What is the latency between each cluster member? 10Mbps bandwidth suggests something other than a normal 1Gbps ethernet LAN.

Also, how many instances do you have in the cluster?

Cluster is used for integration builds, main scenario is:

  • create containers;
  • parallel build software software packages;
  • pulling building results;
  • stop and destroy containers.

Builds are automated and controlled by Jenkins server.

At now I use four instances - one per cluster node.

Network latency rtt min/avg/max/mdev = 0.125/0.138/0.160/0.012 ms

And is the 10Mbps bandwidth being saturated?

Oops, sorry, 100Mbit of course…
It is a local network segment used by small development team, it saturation insignificant.

I would expect it to be sufficient, haven’t really tested these kinds of scenarios though.
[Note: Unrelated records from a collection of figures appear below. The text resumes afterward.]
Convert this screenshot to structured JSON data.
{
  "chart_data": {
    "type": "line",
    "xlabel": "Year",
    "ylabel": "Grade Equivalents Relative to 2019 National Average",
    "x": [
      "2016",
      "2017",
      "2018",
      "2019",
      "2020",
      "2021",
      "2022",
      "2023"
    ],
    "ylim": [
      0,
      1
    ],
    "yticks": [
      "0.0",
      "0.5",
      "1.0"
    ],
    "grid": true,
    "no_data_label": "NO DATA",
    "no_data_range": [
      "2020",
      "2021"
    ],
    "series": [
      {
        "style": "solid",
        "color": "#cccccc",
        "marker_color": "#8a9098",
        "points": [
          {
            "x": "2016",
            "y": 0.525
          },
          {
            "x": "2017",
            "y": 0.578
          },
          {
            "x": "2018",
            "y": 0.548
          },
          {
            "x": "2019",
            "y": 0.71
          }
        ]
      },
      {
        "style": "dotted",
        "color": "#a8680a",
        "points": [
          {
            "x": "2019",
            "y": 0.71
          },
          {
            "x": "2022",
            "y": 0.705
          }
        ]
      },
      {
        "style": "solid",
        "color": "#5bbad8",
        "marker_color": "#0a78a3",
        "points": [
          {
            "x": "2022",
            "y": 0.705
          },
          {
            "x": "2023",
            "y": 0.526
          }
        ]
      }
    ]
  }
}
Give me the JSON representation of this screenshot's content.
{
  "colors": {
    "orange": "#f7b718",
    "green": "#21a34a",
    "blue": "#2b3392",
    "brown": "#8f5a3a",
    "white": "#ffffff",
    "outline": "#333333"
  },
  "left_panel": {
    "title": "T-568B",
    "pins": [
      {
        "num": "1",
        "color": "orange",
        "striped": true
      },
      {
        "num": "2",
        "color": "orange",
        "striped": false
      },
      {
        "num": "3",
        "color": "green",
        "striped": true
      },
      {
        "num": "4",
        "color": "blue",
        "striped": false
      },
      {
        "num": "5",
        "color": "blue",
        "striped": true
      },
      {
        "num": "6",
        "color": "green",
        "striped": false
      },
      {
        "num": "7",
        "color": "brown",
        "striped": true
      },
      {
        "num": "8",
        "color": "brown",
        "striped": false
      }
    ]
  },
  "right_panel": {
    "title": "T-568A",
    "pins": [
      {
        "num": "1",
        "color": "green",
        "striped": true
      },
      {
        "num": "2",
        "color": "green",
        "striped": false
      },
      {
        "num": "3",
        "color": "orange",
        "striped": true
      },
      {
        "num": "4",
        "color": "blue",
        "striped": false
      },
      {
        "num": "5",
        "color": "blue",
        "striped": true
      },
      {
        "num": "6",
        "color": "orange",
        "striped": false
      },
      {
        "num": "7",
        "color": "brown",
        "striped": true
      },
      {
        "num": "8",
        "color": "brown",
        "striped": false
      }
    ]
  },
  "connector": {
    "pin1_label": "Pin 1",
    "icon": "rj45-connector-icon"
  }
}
It sounds like then that your disk I/O is too slow and dqlite is getting stuck trying to perform a checkpoint.

It’s a SQLite checkpoint that will not write to disk normally, it moves transactions from the WAL to the main database, but these are all in-memory in dqlite’s case. (see Write-Ahead Logging. )

Any ideas what can cause it to block then?

@solo Can you start lxd with the environment variables LIBRAFT_TRACE=1 and LIBDQLITE_TRACE=1 on the problematic node, this will write a bunch of tracing to stderr, might help me identify the issue.

May be - nodes hardware are 5-10 year old, but serviceable SATA HDD are used.

How is that done with the snap @mbordere ?

Start lxd on foreground? Or it writing to log?